All this lying about has given me much too much time to think about the little mini-slump in which I've been.
After playing quite a bit lately (some match-ups, some tournaments) it has become apparent that I have trouble getting out of the "simple" racks.  I know that nothing in pool is simple, by "simple" I mean racks where the balls are lying well and it is completely within my capabilities to get out.  Routine runouts.  Since this was brought to my attention a few weeks ago, I have started to pay attention to it and unfortunately it's true: If I could get out of all the simple racks, I would be beating a hell of a lot of people. 

There is a lot of hope in this realization because there are so many difficult things that I am doing well.  My break is much better, as is my safety game.  I am skilled with difficult recovery positions and with power strokes.  I am getting the jump on my opponents but not consistently finishing my job at the table.
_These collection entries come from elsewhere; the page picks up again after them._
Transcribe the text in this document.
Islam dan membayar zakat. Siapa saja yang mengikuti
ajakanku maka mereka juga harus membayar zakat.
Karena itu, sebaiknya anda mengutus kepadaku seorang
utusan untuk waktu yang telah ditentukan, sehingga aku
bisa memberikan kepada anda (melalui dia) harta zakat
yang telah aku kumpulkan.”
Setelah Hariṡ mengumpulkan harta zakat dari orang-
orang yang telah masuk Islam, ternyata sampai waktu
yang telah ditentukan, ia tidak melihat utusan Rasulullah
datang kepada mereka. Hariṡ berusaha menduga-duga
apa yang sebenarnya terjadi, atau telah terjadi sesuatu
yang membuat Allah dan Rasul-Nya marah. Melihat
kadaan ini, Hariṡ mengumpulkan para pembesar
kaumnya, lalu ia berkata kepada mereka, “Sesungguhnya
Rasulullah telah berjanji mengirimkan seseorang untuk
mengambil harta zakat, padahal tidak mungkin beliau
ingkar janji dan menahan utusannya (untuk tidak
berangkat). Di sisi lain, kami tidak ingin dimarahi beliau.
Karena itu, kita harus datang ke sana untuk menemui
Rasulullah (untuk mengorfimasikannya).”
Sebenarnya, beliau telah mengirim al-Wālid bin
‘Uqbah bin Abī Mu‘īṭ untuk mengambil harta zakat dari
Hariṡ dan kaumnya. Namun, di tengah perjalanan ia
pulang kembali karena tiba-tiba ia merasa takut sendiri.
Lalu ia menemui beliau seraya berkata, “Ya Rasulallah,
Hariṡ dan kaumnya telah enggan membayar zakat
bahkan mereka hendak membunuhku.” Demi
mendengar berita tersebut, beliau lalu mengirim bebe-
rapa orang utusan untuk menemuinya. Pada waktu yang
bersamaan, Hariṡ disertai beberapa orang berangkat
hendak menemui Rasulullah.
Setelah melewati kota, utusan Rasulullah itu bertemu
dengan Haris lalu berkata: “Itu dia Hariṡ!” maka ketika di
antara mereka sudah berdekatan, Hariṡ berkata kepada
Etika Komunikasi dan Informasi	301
When I was in college I majored in Cognitive Science and I still enjoy reading on the subject.  One of my favorite authors is best-seller Malcolm Gladwell.  After reading "Blink" and "Outliers", I just finished his first book, "The Tipping Point."  In "The Tipping Point", Gladwell examines the properties that cause ideas, behaviors and trends to cross over ("tip") from obscurity into the mainstream.  He reveals that small and often simple changes in message, messenger and context cause things to "tip."  While his writing only concerns how information is passed between people, I think that his premise that small changes often cause the largest differences can be applied to my pool game (of course I always find a way for everything to apply to my pool game!)

It is not a bigger break, kicking like a champion or table-length draw that is going to "tip" me from low-level pro to elite player, it is the management of the small, everyday things like being able to draw the cue ball six inches and not three or twelve.

It is with an eye on this that I am preparing for the Pacific Coast Classic.  Even though it might take a while to change, acknowledgment of the problem is the first step towards fixing it.